You Lying ****ing shit!


That was an example of calling someone a liar. Its NOT what I did. And no, I
won't do ' basic research ' before asking for proof of anything.

Your assertation was that NAV was at least 5 weeks behind in defs through no
fault of your own and resulted in your virus infection. I don't believe this
to be true. You need to provide the name of virus, the date of infection and
the date of the virus definitions you had in place.

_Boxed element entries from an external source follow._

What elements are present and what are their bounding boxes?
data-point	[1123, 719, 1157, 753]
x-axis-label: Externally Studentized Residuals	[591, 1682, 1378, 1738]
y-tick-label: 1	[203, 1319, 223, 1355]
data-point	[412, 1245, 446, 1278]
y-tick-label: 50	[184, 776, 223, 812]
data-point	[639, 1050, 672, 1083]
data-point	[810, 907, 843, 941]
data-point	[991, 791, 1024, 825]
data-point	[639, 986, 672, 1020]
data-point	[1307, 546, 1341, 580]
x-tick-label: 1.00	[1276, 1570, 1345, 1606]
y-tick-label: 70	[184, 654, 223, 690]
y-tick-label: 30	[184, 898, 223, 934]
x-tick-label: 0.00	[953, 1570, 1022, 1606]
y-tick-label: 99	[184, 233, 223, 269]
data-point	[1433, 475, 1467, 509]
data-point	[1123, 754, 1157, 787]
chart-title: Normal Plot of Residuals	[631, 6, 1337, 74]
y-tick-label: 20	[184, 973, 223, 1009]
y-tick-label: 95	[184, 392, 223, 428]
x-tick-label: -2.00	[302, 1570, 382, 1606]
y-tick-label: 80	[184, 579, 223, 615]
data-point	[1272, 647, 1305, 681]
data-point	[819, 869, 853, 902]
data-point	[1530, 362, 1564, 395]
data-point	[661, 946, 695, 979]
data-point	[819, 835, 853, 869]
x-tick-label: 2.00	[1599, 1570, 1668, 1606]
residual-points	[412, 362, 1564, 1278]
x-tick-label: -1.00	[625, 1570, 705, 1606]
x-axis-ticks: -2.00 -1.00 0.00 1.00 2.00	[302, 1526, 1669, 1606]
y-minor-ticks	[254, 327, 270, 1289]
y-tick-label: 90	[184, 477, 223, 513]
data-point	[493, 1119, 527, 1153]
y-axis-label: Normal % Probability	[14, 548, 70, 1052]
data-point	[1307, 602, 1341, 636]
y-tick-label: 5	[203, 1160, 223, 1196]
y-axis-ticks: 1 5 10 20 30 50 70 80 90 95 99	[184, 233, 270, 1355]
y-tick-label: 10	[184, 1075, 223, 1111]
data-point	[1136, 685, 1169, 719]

Sense you apparently can't offer any evidence other that a 'googling' I'll
assume I was correct. The only bit that be gleaned from your search is that
you're infection was Hybris and happened sometime prior to 10/27/2000, but
definitely NOT a week before Norton's definition were updated to detect
Hybris. NAV detected Hybris as of 9/25/2000.
Your virus definitions were out of date. And why the hell would you decide
you should run the 'sexy virgin' executable from a 'Snow White And the Seven
Dwarves' Email?

Since we enjoy 'googling', we can do a little more and find that in NOV of
2000 (you know, the month right AFTER OCT 2000. when supposedly you were
infected with up to date defintions ) YOU decided to remove mcafee on your
older computer and install NAV 2000 on it.
 
F

FromTheRafters

ImhoTech said:
...And why the hell would you decide
you should run the 'sexy virgin' executable from a 'Snow White And the Seven
Dwarves' Email?

To find out what the huge surprise was of course. Inquiring
minds want to know. I'm still wondering about that myself
after all of these years.
 
I

ImhoTech

FromTheRafters said:
To find out what the huge surprise was of course. Inquiring
minds want to know. I'm still wondering about that myself
after all of these years.

Me too, just in general, not specifically in Tom's case, in the 'peak'
Hybris period I was seeing these machines daily from an amazing assortment
of people. Blue haired little old ladies, 'pillars' of the church, the
'social engineering' to me has always been more impressive than the actual
virus or worm code.
 
F

FromTheRafters

ImhoTech said:
Me too, just in general, not specifically in Tom's case, in the 'peak'
Hybris period I was seeing these machines daily from an amazing assortment
of people. Blue haired little old ladies, 'pillars' of the church, the
'social engineering' to me has always been more impressive than the actual
virus or worm code.

To me, it was less the con job and more the plug-in aspect that
I found interesting. Vecna is a talented coder, but I disagree with
the cyber-terrorist methods on general principle.